How we report about athletes with a disability is changing, but their life stories remain

Dave Arthur described the inequality between Olympians and Paralympians, which he explains by the attractiveness of a sporting event, team, competition, or individual from a commercial perspective. The situation changed significantly before the Paralympic Games in London in 2012, mainly due to media coverage, sponsorship, and media campaigns. The British Paralympic Committee, for example, have published a media guide that describes how to communicate athletes with a disability, what terminology to use, or how to relate an athlete’s life story. Paralympic sport is becoming more professional, and journalists are changing the style of their articles and reports. The life stories of athletes with a disability no longer predominate, instead journalists focus on performance.

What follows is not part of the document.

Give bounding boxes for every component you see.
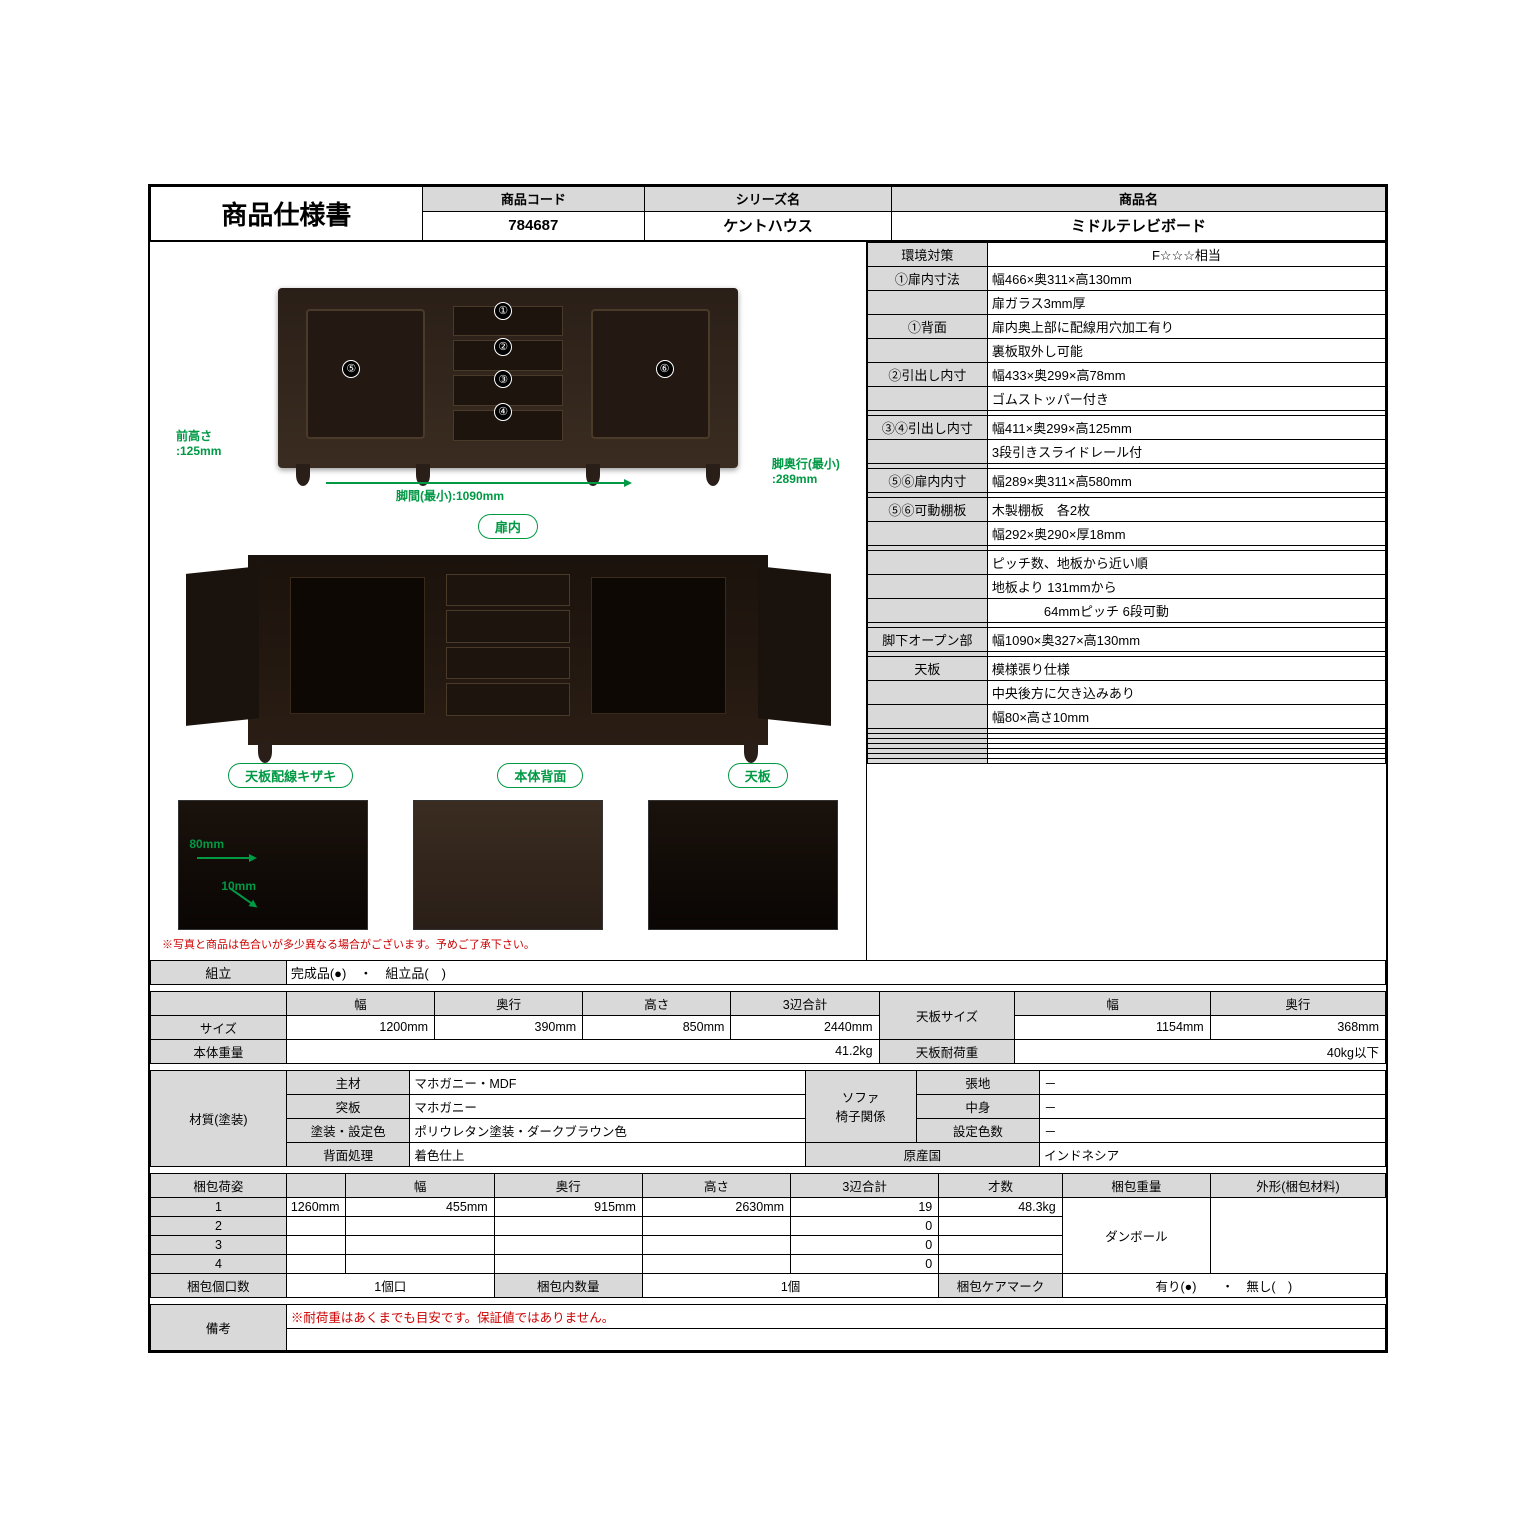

The press officer for Team USA told me: “I think they are athletes first and, you know, obviously people first as well, but they should be covered the same way as other professional athletes.”  In some countries, the whole strategy and presentation of some national teams is changing: “Actually, in France, we have the approach that we want to put the Paralympics and Olympics at the same level and give to the athletes with a disability more visibility than they had before.”

A Spanish television producer highlighted that the audience’s perception has changed, whilst the viewers are paying more attention to athletes with a disability than in previous years. A journalist from the UK also observed a greater journalist interest in Paralympic sport: “There is definitely more awareness about this sport in journalism now.”

She also sees the attitude of journalists towards the Paralympic athletes has changed: “I think there is more sensitivity now about not going and just asking people in particular if there is any traumatic reason behind the disability.” But the stories of what happened to athletes, how they came to their disability, how they overcame it, can educate the public on disability-related issues. A journalist from Iran revealed his motivation for writing such stories: “I put life stories into the articles to inspire other people with a disability.” A Japanese journalist explains why he writes about the life stories. “I think it is important, and people want to know why they have a disability or why they do not have legs.”

Despite the recent changes, the media coverage of Paralympic sports is going to stay clinched between the reporting about athletes as professionals and the life stories easily accessible to general audiences.